Sporttrend EMS: Fit in 20 Minuten pro Woche?

Wie gefährlich ist der Trendsport EMS

Foto: (c) Lentze

Der neue Sporttrend EMS verspricht Abnehmen und Muskelaufbau ohne großen Aufwand, nur 20 Minuten Training pro Woche sollen genügen. Kann das funktionieren? Mediziner sind skeptisch – und warnen vor Risiken.

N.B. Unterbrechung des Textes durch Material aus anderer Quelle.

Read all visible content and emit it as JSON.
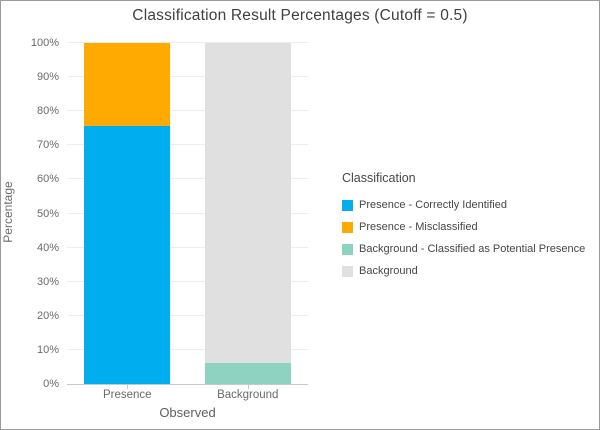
{
  "window": {
    "border_color": "#9b9b9b",
    "background": "#ffffff"
  },
  "chart_data": {
    "type": "bar",
    "stacked": true,
    "title": "Classification Result Percentages (Cutoff = 0.5)",
    "xlabel": "Observed",
    "ylabel": "Percentage",
    "categories": [
      "Presence",
      "Background"
    ],
    "series": [
      {
        "name": "Presence - Correctly Identified",
        "color": "#00aeef",
        "values": [
          75.7,
          0
        ]
      },
      {
        "name": "Presence - Misclassified",
        "color": "#ffaa00",
        "values": [
          24.3,
          0
        ]
      },
      {
        "name": "Background - Classified as Potential Presence",
        "color": "#8ed3c2",
        "values": [
          0,
          6.2
        ]
      },
      {
        "name": "Background",
        "color": "#e0e0e0",
        "values": [
          0,
          93.8
        ]
      }
    ],
    "ylim": [
      0,
      100
    ],
    "yticks": [
      "0%",
      "10%",
      "20%",
      "30%",
      "40%",
      "50%",
      "60%",
      "70%",
      "80%",
      "90%",
      "100%"
    ],
    "grid": true,
    "legend_title": "Classification",
    "legend_position": "right"
  }
}
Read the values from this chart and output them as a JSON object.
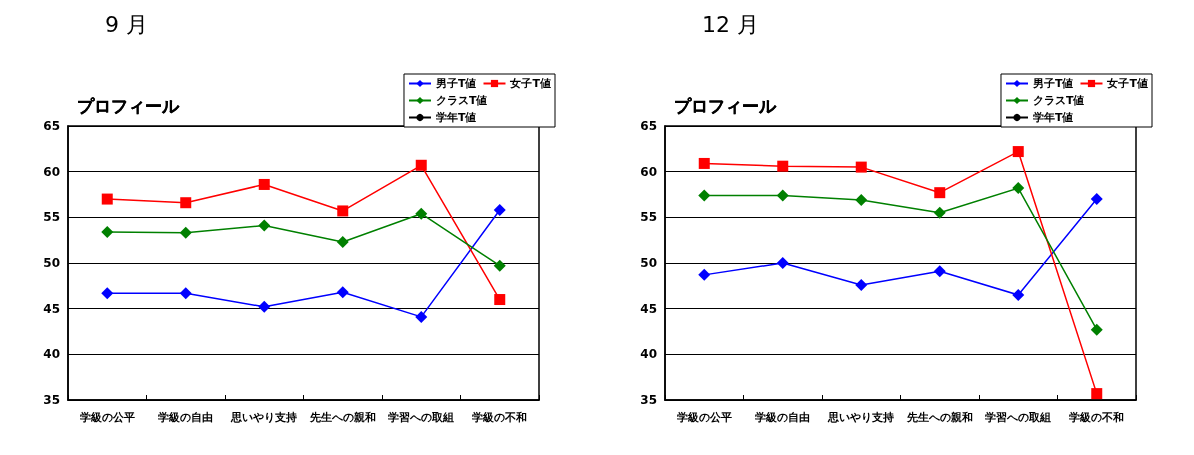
{
  "chart_data": [
    {
      "type": "line",
      "title": "9 月",
      "subtitle": "プロフィール",
      "categories": [
        "学級の公平",
        "学級の自由",
        "思いやり支持",
        "先生への親和",
        "学習への取組",
        "学級の不和"
      ],
      "series": [
        {
          "name": "男子T値",
          "color": "#0000ff",
          "marker": "diamond",
          "values": [
            46.7,
            46.7,
            45.2,
            46.8,
            44.1,
            55.8
          ]
        },
        {
          "name": "女子T値",
          "color": "#ff0000",
          "marker": "square",
          "values": [
            57.0,
            56.6,
            58.6,
            55.7,
            60.7,
            46.0
          ]
        },
        {
          "name": "クラスT値",
          "color": "#008000",
          "marker": "diamond",
          "values": [
            53.4,
            53.3,
            54.1,
            52.3,
            55.4,
            49.7
          ]
        },
        {
          "name": "学年T値",
          "color": "#000000",
          "marker": "circle",
          "values": [
            null,
            null,
            null,
            null,
            null,
            null
          ]
        }
      ],
      "ylim": [
        35,
        65
      ],
      "yticks": [
        35,
        40,
        45,
        50,
        55,
        60,
        65
      ],
      "grid": "y",
      "legend": "top right"
    },
    {
      "type": "line",
      "title": "12 月",
      "subtitle": "プロフィール",
      "categories": [
        "学級の公平",
        "学級の自由",
        "思いやり支持",
        "先生への親和",
        "学習への取組",
        "学級の不和"
      ],
      "series": [
        {
          "name": "男子T値",
          "color": "#0000ff",
          "marker": "diamond",
          "values": [
            48.7,
            50.0,
            47.6,
            49.1,
            46.5,
            57.0
          ]
        },
        {
          "name": "女子T値",
          "color": "#ff0000",
          "marker": "square",
          "values": [
            60.9,
            60.6,
            60.5,
            57.7,
            62.2,
            35.7
          ]
        },
        {
          "name": "クラスT値",
          "color": "#008000",
          "marker": "diamond",
          "values": [
            57.4,
            57.4,
            56.9,
            55.5,
            58.2,
            42.7
          ]
        },
        {
          "name": "学年T値",
          "color": "#000000",
          "marker": "circle",
          "values": [
            null,
            null,
            null,
            null,
            null,
            null
          ]
        }
      ],
      "ylim": [
        35,
        65
      ],
      "yticks": [
        35,
        40,
        45,
        50,
        55,
        60,
        65
      ],
      "grid": "y",
      "legend": "top right"
    }
  ]
}
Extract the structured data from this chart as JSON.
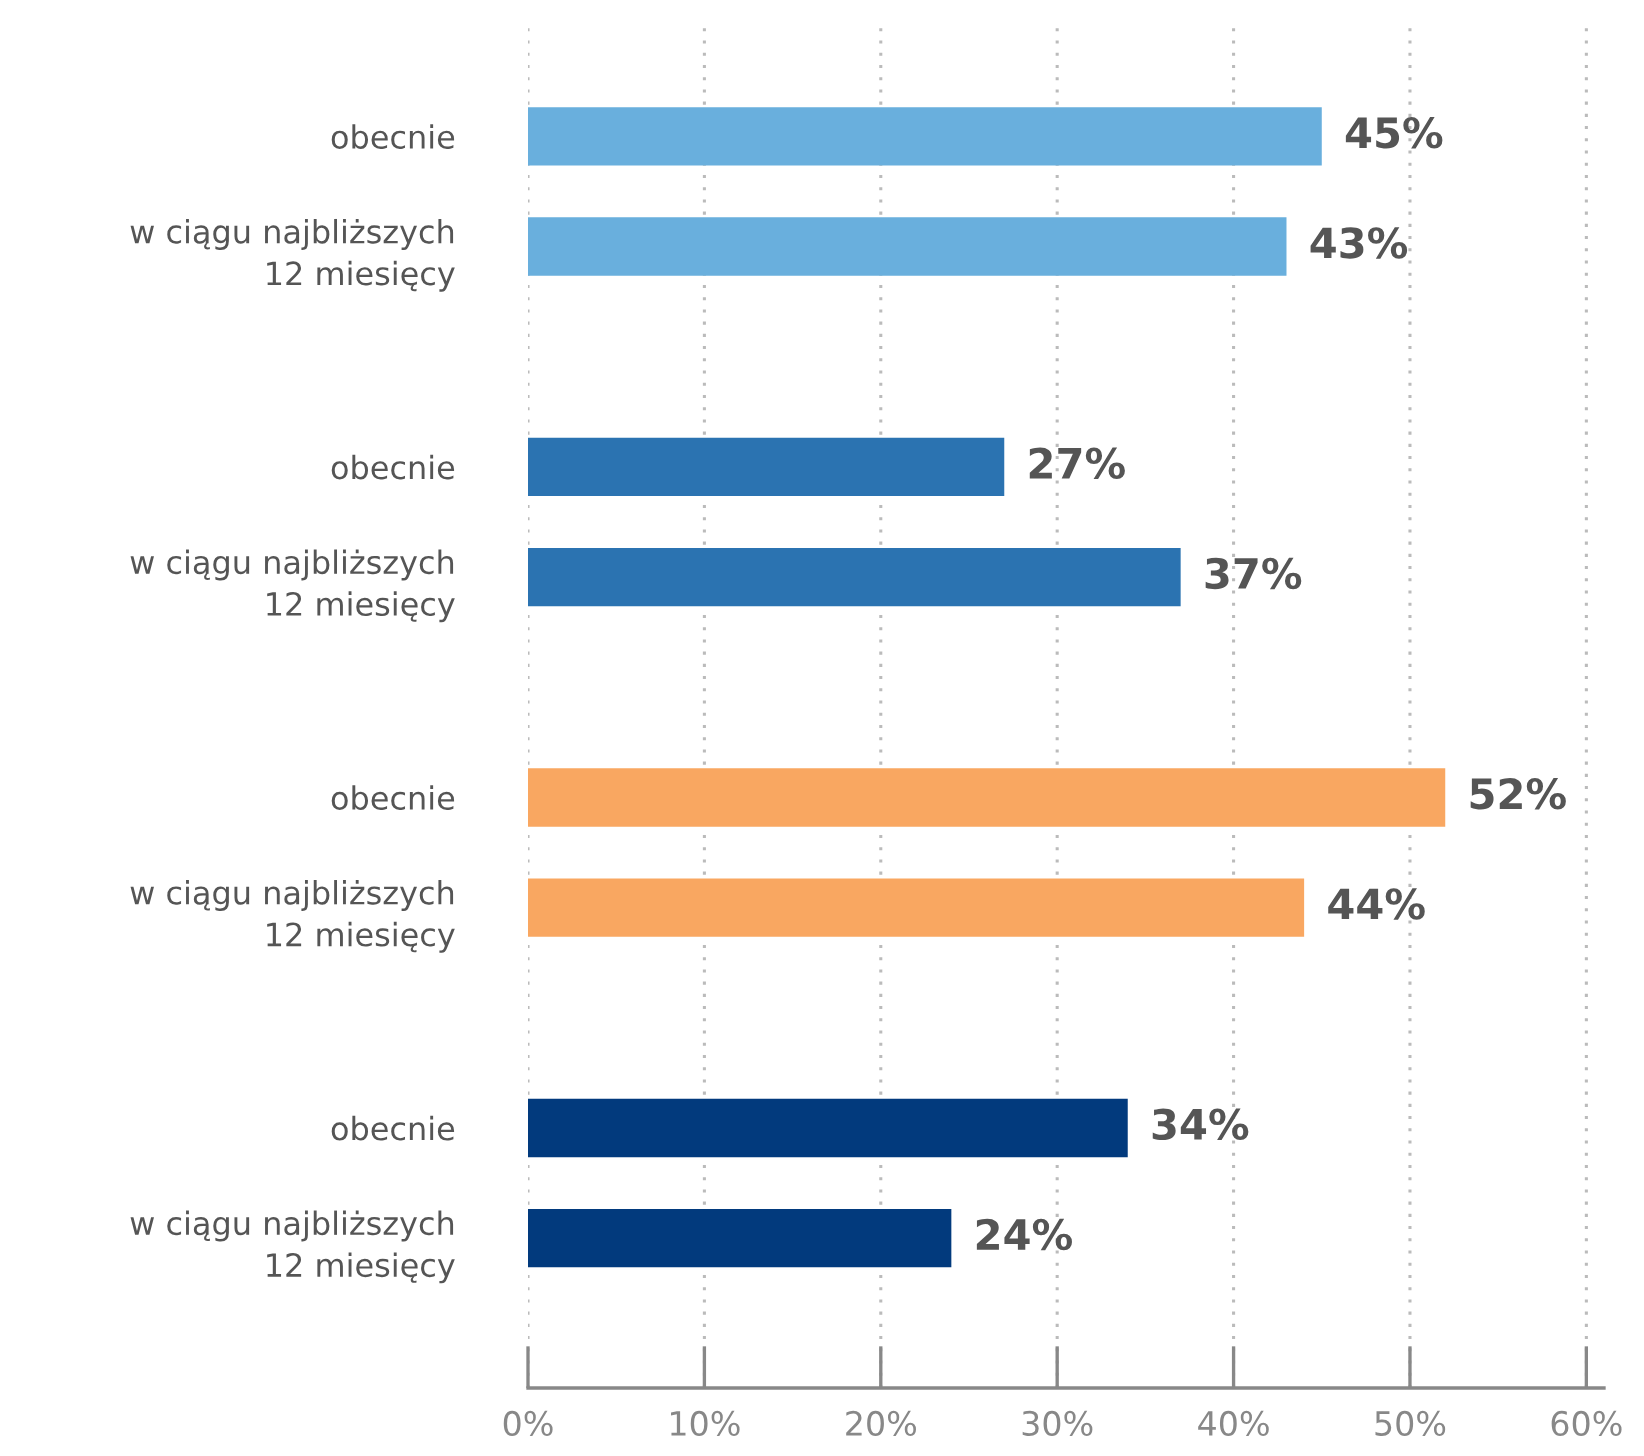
{
  "chart_data": {
    "type": "bar",
    "orientation": "horizontal",
    "categories": [
      "obecnie",
      "w ciągu najbliższych\n12 miesięcy",
      null,
      "obecnie",
      "w ciągu najbliższych\n12 miesięcy",
      null,
      "obecnie",
      "w ciągu najbliższych\n12 miesięcy",
      null,
      "obecnie",
      "w ciągu najbliższych\n12 miesięcy"
    ],
    "values": [
      45,
      43,
      null,
      27,
      37,
      null,
      52,
      44,
      null,
      34,
      24
    ],
    "colors": [
      "#69afdd",
      "#69afdd",
      null,
      "#2b73b1",
      "#2b73b1",
      null,
      "#f9a761",
      "#f9a761",
      null,
      "#023a7d",
      "#023a7d"
    ],
    "value_labels": [
      "45%",
      "43%",
      null,
      "27%",
      "37%",
      null,
      "52%",
      "44%",
      null,
      "34%",
      "24%"
    ],
    "xlim": [
      0,
      61
    ],
    "xticks": [
      {
        "value": 0,
        "label": "0%"
      },
      {
        "value": 10,
        "label": "10%"
      },
      {
        "value": 20,
        "label": "20%"
      },
      {
        "value": 30,
        "label": "30%"
      },
      {
        "value": 40,
        "label": "40%"
      },
      {
        "value": 50,
        "label": "50%"
      },
      {
        "value": 60,
        "label": "60%"
      }
    ],
    "grid": "x"
  }
}
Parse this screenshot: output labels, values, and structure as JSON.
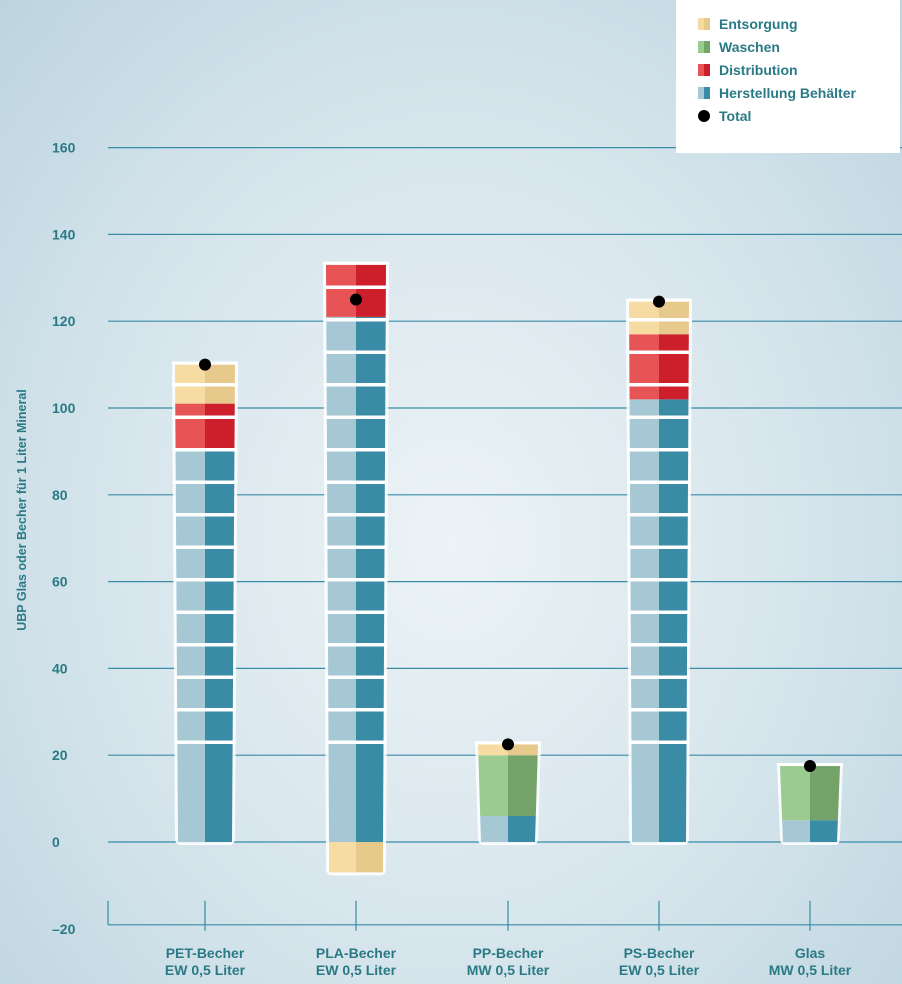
{
  "chart_data": {
    "type": "bar",
    "stacked": true,
    "title": "",
    "xlabel": "",
    "ylabel": "UBP Glas oder Becher für 1 Liter Mineral",
    "ylim": [
      -20,
      160
    ],
    "yticks": [
      160,
      140,
      120,
      100,
      80,
      60,
      40,
      20,
      0,
      -20
    ],
    "ytick_labels": [
      "160",
      "140",
      "120",
      "100",
      "80",
      "60",
      "40",
      "20",
      "0",
      "–20"
    ],
    "grid": true,
    "legend_position": "top-right",
    "categories": [
      [
        "PET-Becher",
        "EW 0,5 Liter"
      ],
      [
        "PLA-Becher",
        "EW 0,5 Liter"
      ],
      [
        "PP-Becher",
        "MW 0,5 Liter"
      ],
      [
        "PS-Becher",
        "EW 0,5 Liter"
      ],
      [
        "Glas",
        "MW 0,5 Liter"
      ]
    ],
    "series": [
      {
        "name": "Herstellung Behälter",
        "values": [
          90,
          121,
          6,
          102,
          5
        ],
        "color_light": "#a6c8d5",
        "color_dark": "#3a8ba6"
      },
      {
        "name": "Distribution",
        "values": [
          11,
          12,
          0,
          15,
          0
        ],
        "color_light": "#e65456",
        "color_dark": "#cc1f2b"
      },
      {
        "name": "Waschen",
        "values": [
          0,
          0,
          14,
          0,
          12.5
        ],
        "color_light": "#9bcb91",
        "color_dark": "#73a368"
      },
      {
        "name": "Entsorgung",
        "values": [
          9,
          -7,
          2.5,
          7.5,
          0
        ],
        "color_light": "#f6dca2",
        "color_dark": "#e8c98c"
      }
    ],
    "totals_name": "Total",
    "totals": [
      110,
      125,
      22.5,
      124.5,
      17.5
    ]
  },
  "legend": [
    {
      "label": "Entsorgung",
      "type": "swatch",
      "color_light": "#f6dca2",
      "color_dark": "#e8c98c"
    },
    {
      "label": "Waschen",
      "type": "swatch",
      "color_light": "#9bcb91",
      "color_dark": "#73a368"
    },
    {
      "label": "Distribution",
      "type": "swatch",
      "color_light": "#e65456",
      "color_dark": "#cc1f2b"
    },
    {
      "label": "Herstellung Behälter",
      "type": "swatch",
      "color_light": "#a6c8d5",
      "color_dark": "#3a8ba6"
    },
    {
      "label": "Total",
      "type": "dot",
      "color": "#000000"
    }
  ],
  "colors": {
    "text": "#2a7a86",
    "grid": "#3a8ba6"
  }
}
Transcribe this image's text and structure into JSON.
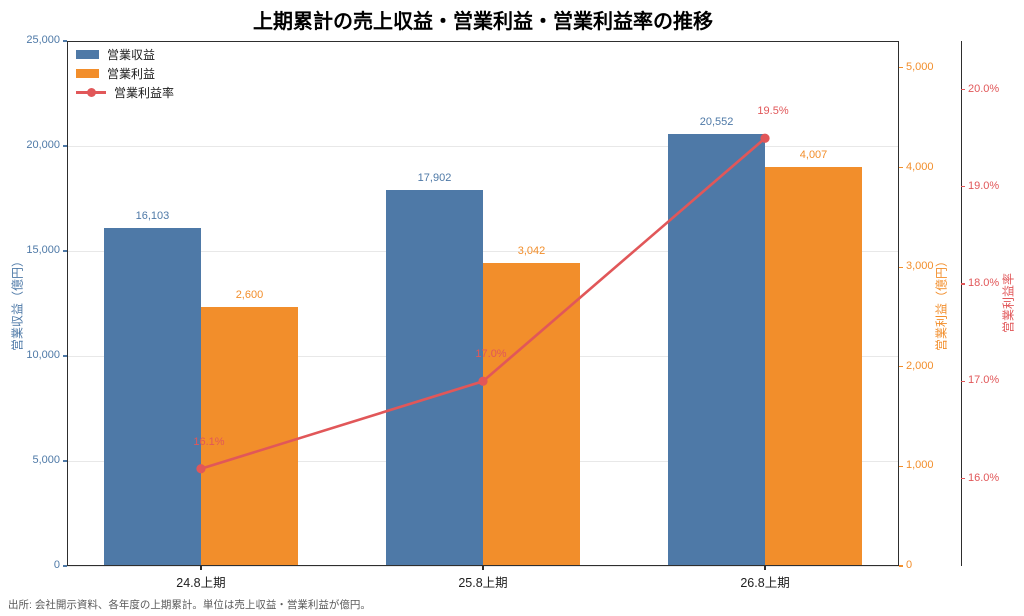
{
  "title": "上期累計の売上収益・営業利益・営業利益率の推移",
  "source_note": "出所: 会社開示資料、各年度の上期累計。単位は売上収益・営業利益が億円。",
  "colors": {
    "revenue": "#4E79A7",
    "profit": "#F28E2B",
    "margin": "#E15759",
    "grid": "#e8e8e8",
    "spine": "#2e2e2e",
    "x_tick_text": "#1f1f1f",
    "footer_text": "#595959"
  },
  "chart_data": {
    "type": "bar",
    "subtype": "grouped bars with secondary line",
    "categories": [
      "24.8上期",
      "25.8上期",
      "26.8上期"
    ],
    "series": [
      {
        "name": "営業収益",
        "kind": "bar",
        "axis": "left",
        "values": [
          16103,
          17902,
          20552
        ],
        "labels": [
          "16,103",
          "17,902",
          "20,552"
        ],
        "color": "#4E79A7"
      },
      {
        "name": "営業利益",
        "kind": "bar",
        "axis": "right1",
        "values": [
          2600,
          3042,
          4007
        ],
        "labels": [
          "2,600",
          "3,042",
          "4,007"
        ],
        "color": "#F28E2B"
      },
      {
        "name": "営業利益率",
        "kind": "line",
        "axis": "right2",
        "values": [
          16.1,
          17.0,
          19.5
        ],
        "labels": [
          "16.1%",
          "17.0%",
          "19.5%"
        ],
        "color": "#E15759"
      }
    ],
    "axes": {
      "left": {
        "label": "営業収益（億円）",
        "min": 0,
        "max": 25000,
        "ticks": [
          0,
          5000,
          10000,
          15000,
          20000,
          25000
        ],
        "tick_labels": [
          "0",
          "5,000",
          "10,000",
          "15,000",
          "20,000",
          "25,000"
        ],
        "color": "#4E79A7"
      },
      "right1": {
        "label": "営業利益（億円）",
        "min": 0,
        "max": 5270,
        "ticks": [
          0,
          1000,
          2000,
          3000,
          4000,
          5000
        ],
        "tick_labels": [
          "0",
          "1,000",
          "2,000",
          "3,000",
          "4,000",
          "5,000"
        ],
        "color": "#F28E2B"
      },
      "right2": {
        "label": "営業利益率",
        "min": 15.1,
        "max": 20.5,
        "ticks": [
          16,
          17,
          18,
          19,
          20
        ],
        "tick_labels": [
          "16.0%",
          "17.0%",
          "18.0%",
          "19.0%",
          "20.0%"
        ],
        "color": "#E15759"
      }
    },
    "grid": "horizontal, at left-axis ticks",
    "legend_position": "upper-left, frameless"
  }
}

Viele Fitnessstudios in Deutschland werben mit dem neuen Sporttrend EMS (Elektromyostimulation), bei dem die Muskeln während des normalen Trainings zusätzlich mit elektrischem Strom stimuliert werden. Sie versprechen ein hocheffizientes Workout mit nur 20 Minuten Einsatz pro Woche. Ob das EMS-Training allerdings wirklich den gewünschten Effekt bringt, sei nicht bewiesen, sagen die Fachärzte der Deutschen Gesellschaft für Klinische Neurophysiologie und funktionelle Bildgebung (DGKN).

Falsch angewendet, könne EMS sogar zu Schäden an Muskeln und Nieren führen, so die Experten der DGKN. Sie raten vom EMS-Training im Breitensport ab: Die Methode sollte nur unter Anleitung ausgebildeter Sportmediziner und Physiotherapeuten zum Einsatz kommen.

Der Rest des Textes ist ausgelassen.